Together with Dutch company N.V. Nederlandse Gasunie Vopak is building the first LNG terminal in Rotterdam. Building commenced in 2008 and on 23 September 2011 the terminal was opened by the Queen and since then it is in full production.

The LNG terminal consists of 3 tanks with a combined storage capacity of 540.000 m^{3} liquefied gas, equivalent to a throughput of 12 billion m^{3} gas per year. The total investment was approx. 800 million Euro. The joint-venture has several multi-year contracts with energy producers like E.ON and Essent, since 2009 owned by German RWE. Gasunie and Vopak own 80% of the terminal and both customers each 5%.

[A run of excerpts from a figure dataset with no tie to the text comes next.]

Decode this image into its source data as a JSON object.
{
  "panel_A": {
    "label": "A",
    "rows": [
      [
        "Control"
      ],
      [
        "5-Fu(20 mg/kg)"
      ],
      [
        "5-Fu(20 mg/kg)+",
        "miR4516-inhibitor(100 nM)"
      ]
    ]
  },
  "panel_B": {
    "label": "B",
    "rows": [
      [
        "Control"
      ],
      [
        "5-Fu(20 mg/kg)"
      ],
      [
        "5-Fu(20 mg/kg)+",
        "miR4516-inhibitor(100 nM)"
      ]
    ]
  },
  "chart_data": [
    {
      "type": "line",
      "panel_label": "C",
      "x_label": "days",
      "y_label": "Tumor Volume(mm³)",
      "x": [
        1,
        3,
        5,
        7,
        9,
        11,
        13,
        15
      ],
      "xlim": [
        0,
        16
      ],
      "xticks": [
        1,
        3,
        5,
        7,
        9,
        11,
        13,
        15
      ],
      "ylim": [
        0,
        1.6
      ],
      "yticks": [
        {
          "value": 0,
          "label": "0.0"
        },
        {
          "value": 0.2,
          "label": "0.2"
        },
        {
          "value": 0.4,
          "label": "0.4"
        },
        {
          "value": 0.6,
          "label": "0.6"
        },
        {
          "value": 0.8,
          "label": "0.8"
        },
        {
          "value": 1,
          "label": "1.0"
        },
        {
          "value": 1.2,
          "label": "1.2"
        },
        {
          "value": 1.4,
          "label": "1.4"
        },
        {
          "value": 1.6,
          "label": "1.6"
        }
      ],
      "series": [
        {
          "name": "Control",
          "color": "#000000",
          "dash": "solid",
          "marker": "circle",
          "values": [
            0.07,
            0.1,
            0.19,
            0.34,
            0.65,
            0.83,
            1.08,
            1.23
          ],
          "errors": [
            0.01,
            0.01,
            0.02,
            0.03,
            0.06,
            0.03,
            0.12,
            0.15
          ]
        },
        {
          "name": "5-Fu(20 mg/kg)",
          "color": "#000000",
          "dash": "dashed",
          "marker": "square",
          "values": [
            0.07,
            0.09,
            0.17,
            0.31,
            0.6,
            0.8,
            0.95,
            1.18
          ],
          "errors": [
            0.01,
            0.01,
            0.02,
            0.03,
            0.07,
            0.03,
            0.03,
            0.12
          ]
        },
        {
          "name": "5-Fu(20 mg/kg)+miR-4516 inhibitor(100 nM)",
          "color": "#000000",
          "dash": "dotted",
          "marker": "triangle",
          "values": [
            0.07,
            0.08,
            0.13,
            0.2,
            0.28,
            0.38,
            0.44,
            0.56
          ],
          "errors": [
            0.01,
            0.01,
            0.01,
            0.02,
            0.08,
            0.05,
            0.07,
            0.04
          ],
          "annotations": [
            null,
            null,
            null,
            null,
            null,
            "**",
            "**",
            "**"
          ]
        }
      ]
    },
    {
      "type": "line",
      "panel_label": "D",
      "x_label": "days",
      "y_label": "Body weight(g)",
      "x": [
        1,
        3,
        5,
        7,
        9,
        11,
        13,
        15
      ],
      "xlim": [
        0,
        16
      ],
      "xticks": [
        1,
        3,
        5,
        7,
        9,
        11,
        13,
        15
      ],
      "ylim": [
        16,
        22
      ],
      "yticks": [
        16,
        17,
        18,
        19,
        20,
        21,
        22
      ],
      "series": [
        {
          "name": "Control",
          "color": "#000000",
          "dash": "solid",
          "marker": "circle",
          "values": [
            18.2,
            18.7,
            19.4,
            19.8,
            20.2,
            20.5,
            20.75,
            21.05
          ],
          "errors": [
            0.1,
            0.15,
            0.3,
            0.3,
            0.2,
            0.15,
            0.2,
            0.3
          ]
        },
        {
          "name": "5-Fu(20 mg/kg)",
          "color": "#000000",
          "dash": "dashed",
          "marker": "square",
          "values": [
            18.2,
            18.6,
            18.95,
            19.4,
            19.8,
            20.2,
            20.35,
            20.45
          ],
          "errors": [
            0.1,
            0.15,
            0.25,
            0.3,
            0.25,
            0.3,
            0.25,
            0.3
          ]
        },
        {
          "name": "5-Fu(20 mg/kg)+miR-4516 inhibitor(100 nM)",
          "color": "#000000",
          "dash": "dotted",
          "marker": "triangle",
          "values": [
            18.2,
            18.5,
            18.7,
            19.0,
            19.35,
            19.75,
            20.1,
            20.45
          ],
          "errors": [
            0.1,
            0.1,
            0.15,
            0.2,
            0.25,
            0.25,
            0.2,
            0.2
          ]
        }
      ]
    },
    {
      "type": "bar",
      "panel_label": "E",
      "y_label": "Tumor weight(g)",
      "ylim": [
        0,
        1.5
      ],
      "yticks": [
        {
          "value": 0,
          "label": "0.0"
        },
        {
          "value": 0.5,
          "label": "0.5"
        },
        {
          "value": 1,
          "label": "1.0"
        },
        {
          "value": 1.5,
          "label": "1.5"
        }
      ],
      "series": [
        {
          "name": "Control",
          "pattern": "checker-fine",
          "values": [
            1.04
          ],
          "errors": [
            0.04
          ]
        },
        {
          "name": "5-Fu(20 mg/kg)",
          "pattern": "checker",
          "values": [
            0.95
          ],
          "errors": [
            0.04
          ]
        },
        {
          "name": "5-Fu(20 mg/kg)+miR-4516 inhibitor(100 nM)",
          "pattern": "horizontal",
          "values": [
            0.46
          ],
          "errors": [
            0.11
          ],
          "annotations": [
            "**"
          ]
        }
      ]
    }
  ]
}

There were also plans to develop a LNG terminal in the Eemshaven in the North of the country. Vopak and Gasunie would own each 25% and Essent 50%, but in 2012 it became clear that the project was not viable and the plans were scrapped.

==Investments and Divestments==
July 2019; Vopak signed investment agreement with strategic partners for Hydrogenious LOHC Technologies

September 2019; Vopak bought a 49% stake in Colombia's LNG import facility, in Cartagena.

October 2019; Vopak sold its Amsterdam and Hamburg terminals to First State Investments.

November 2019; Vopak announced its selection by Gulf Coast Growth Ventures (GCGV) to design, build, own, and operate new industrial terminal in Corpus Christi, on the U.S. Gulf Coast.

December 2019; Vopak completed its divestment of the joint venture Yangpu oil terminal in Hainan, China.

January 2020; Vopak completed its divestment of oil terminal in Algeciras to First State Investments.

December 2020; Vopak and BlackRock's Global Energy & Power Infrastructure Fund (GEPIF) successfully acquired three industrial terminals from DOW on the U.S. Gulf Coast.

February 2021; Vopak announced its investment in storage capacity for waste based feedstocks at the Port of Rotterdam for the production of biofuels.